In the next future the research on CA will likely systematically address the environmental impact of bioaerosol, fungi and bacteria in particular, and new instruments (see Sect. 4.7) are going to improve our knowledge. The in-field experiments on bioaerosol behaviour are hampered by the not-controllable complexity of the atmospheric medium. A new generation of multi-disciplinary research facilities, where the microbiology methodologies could be coupled with realistic atmospheric environments (as those inside the Atmospheric Simulation Chambers [73, 74]), needs to be developed.

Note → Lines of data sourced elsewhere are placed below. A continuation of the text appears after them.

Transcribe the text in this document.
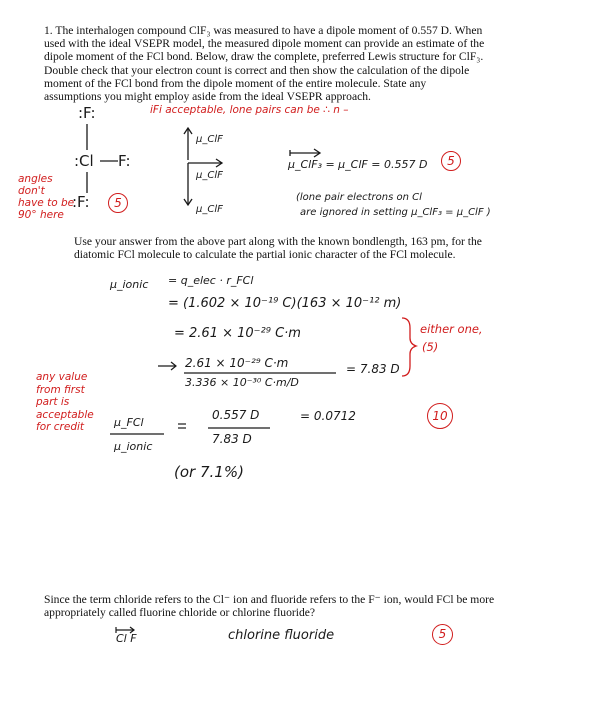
1. The interhalogen compound ClF₃ was measured to have a dipole moment of 0.557 D. When
used with the ideal VSEPR model, the measured dipole moment can provide an estimate of the
dipole moment of the FCl bond. Below, draw the complete, preferred Lewis structure for ClF₃.
Double check that your electron count is correct and then show the calculation of the dipole
moment of the FCl bond from the dipole moment of the entire molecule. State any
assumptions you might employ aside from the ideal VSEPR approach.
:F:
:Cl F:
:F:
iFi acceptable, lone pairs can be ∴ n –
angles
don't
have to be
90° here
μ_ClF
μ_ClF
μ_ClF
μ_ClF₃ = μ_ClF = 0.557 D
(lone pair electrons on Cl
are ignored in setting μ_ClF₃ = μ_ClF )
Use your answer from the above part along with the known bondlength, 163 pm, for the
diatomic FCl molecule to calculate the partial ionic character of the FCl molecule.
μ_ionic = q_elec · r_FCl
= (1.602 × 10⁻¹⁹ C)(163 × 10⁻¹² m)
= 2.61 × 10⁻²⁹ C·m
2.61 × 10⁻²⁹ C·m
3.336 × 10⁻³⁰ C·m/D
= 7.83 D
either one,
(5)
any value
from first
part is
acceptable
for credit	μ_FCl
μ_ionic
0.557 D
7.83 D
= 0.0712
(or 7.1%)
5
5
10
5
Since the term chloride refers to the Cl⁻ ion and fluoride refers to the F⁻ ion, would FCl be more
appropriately called fluorine chloride or chlorine fluoride?
Cl F	chlorine fluoride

We did a first small step in this direction with the construction, still in progress, of the Chamber for Aerosol Modelling and Bio-aerosol Research (ChAMBRe), a facility where experiments on the correlation between bacteria viability, meteorological conditions and air quality can be performed with a sensitivity of 10% [241, 242]. Studies on the toxicological load of carbonaceous aerosol, for instance BC, can be (and very likely will be) conducted by atmospheric simulation chambers as well.

The science of atmospheric aerosols was born with the seminal work by John Aitken in 1880 [243]: from that time, the understanding of the multi-faced role of carbonaceous compounds has made impressive progresses but still keeps many open problems and fascinating challenges for a new generation of scientists.